Todos los placeres fluyen del amor, porque sentimos agradable todo lo que amamos. No hay ninguna otra fuente de placer. De ello se sigue, pues, que la cualidad del amor determina la cualidad del placer. Los placeres del cuerpo o de la carne fluyen del amor a nosotros mismos y del amor al mundo, y éstos son también la fuente de nuestros impulsos y sus gratificaciones.

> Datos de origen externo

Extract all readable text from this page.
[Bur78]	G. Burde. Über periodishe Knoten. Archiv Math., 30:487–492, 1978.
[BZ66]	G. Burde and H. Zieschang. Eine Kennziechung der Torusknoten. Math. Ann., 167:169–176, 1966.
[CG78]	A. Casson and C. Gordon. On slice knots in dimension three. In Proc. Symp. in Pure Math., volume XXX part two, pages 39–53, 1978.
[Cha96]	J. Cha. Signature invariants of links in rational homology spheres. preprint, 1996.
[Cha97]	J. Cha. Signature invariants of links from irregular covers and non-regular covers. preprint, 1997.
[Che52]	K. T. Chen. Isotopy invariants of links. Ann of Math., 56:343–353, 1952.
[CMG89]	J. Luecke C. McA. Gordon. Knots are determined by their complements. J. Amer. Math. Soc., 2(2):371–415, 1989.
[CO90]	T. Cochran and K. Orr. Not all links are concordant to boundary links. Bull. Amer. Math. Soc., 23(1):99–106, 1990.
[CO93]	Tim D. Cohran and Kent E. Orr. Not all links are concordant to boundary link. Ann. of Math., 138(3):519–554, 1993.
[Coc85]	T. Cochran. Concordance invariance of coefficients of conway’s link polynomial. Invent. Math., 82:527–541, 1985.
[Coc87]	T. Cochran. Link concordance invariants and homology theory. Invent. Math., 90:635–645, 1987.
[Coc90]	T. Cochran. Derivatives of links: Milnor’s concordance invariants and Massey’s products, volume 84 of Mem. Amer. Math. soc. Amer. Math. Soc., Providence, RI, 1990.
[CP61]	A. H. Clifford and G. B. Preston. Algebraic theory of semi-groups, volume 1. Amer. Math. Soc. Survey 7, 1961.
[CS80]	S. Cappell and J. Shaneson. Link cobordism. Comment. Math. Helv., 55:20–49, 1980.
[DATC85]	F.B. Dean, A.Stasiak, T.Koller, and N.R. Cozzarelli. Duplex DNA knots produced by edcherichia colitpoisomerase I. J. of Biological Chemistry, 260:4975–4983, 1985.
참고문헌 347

Los placeres del alma o del espíritu, sin embargo, fluyen todos del amor al Señor y del amor al prójimo, que son también la fuente de los sentimientos por el bien y la verdad de nuestra dicha más profunda. Estos amores y sus placeres fluyen del Señor y del cielo por un camino interior, desde arriba, y afectan a nuestra naturaleza más profunda. Los otros amores y sus placeres, sin embargo, fluyen de la carne y del mundo por un camino exterior, desde abajo, y afectan a nuestra naturaleza externa.

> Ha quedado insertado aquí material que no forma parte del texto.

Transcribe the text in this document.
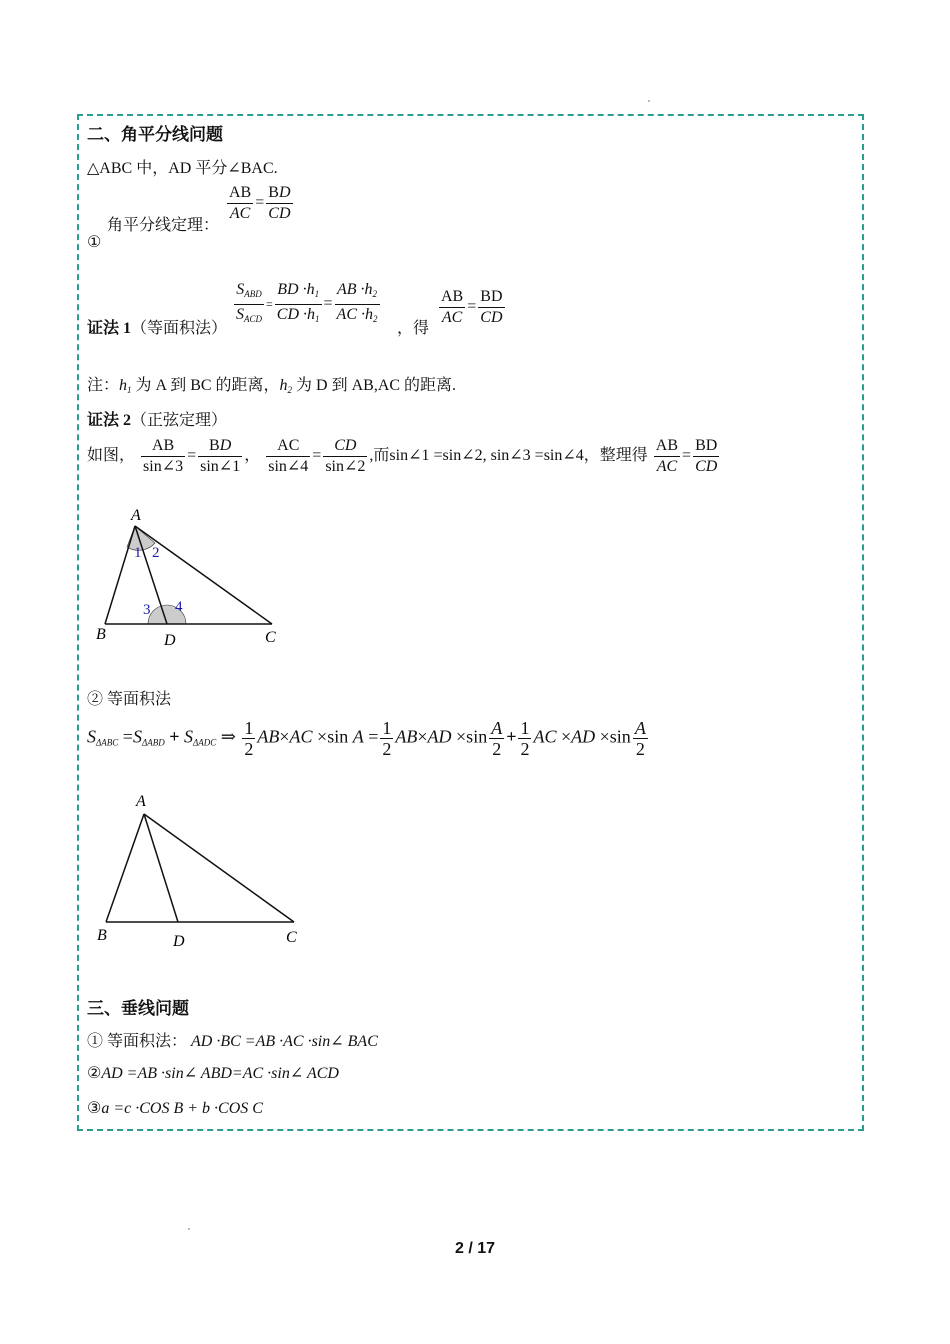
二、角平分线问题
△ABC 中，AD 平分∠BAC.
角平分线定理：
$\frac{AB}{AC} = \frac{BD}{CD}$
①
证法 1（等面积法） $\frac{S_{ABD}}{S_{ACD}} = \frac{BD \cdot h_1}{CD \cdot h_1} = \frac{AB \cdot h_2}{AC \cdot h_2}$ ，得
$\frac{AB}{AC} = \frac{BD}{CD}$
注：$h_1$ 为 A 到 BC 的距离，$h_2$ 为 D 到 AB,AC 的距离.
证法 2（正弦定理）
如图， $\frac{AB}{\sin\angle 3} = \frac{BD}{\sin\angle 1}$ ， $\frac{AC}{\sin\angle 4} = \frac{CD}{\sin\angle 2}$ ,而sin∠1 =sin∠2, sin∠3 =sin∠4，整理得 $\frac{AB}{AC} = \frac{BD}{CD}$
A
B	D	C
1 2
3 4
② 等面积法
$S_{\Delta ABC} =S_{\Delta ABD} + S_{\Delta ADC}$ ⇒ $\frac{1}{2} AB\times AC \times\sin$ $A = \frac{1}{2} AB\times AD \times\sin \frac{A}{2} + \frac{1}{2}$ AC $\times AD \times\sin \frac{A}{2}$
A
B	D	C
三、垂线问题
① 等面积法： AD ·BC =AB ·AC ·sin∠ BAC
②AD =AB ·sin∠ ABD=AC ·sin∠ ACD
③a =c ·COS B + b ·COS C
2 / 17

En la medida en que los dos amores al cielo (el amor al Señor y el amor al prójimo) son aceptados y nos afectan, nuestros niveles más profundos -niveles de nuestras almas o espíritus- están abiertos, y desvían la mirada del mundo para dirigirla hacia el cielo.

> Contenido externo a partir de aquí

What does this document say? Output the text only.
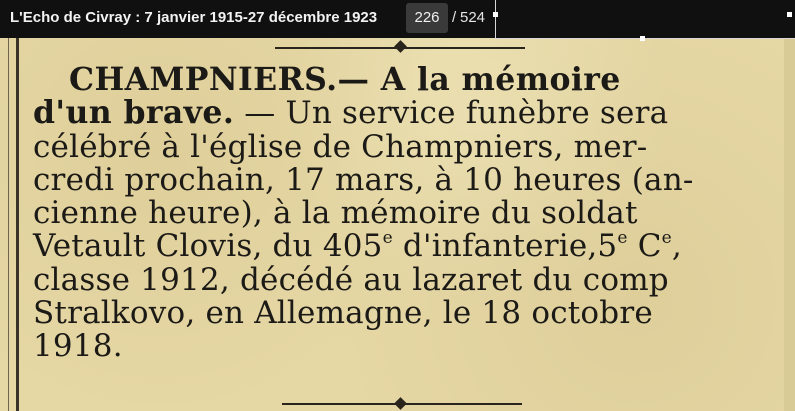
L'Echo de Civray : 7 janvier 1915-27 décembre 1923
226	/ 524
CHAMPNIERS.— A la mémoire
d'un brave. — Un service funèbre sera
célébré à l'église de Champniers, mer-
credi prochain, 17 mars, à 10 heures (an-
cienne heure), à la mémoire du soldat
Vetault Clovis, du 405e d'infanterie,5e Ce,
classe 1912, décédé au lazaret du comp
Stralkovo, en Allemagne, le 18 octobre
1918.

En la medida en que los dos amores del mundo (el amor a uno mismo y el amor al mundo) son aceptados y nos afectan, nuestros niveles exteriores -niveles del cuerpo o de la carne- están abiertos, y desvían la mirada del cielo para dirigirla hacia el mundo.
Así como fluyen los amores y son aceptados, así fluyen sus placeres, placeres del cielo en nuestra naturaleza profunda y placeres del mundo en nuestra naturaleza exterior, pues como ya se señaló, todo placer procede del amor.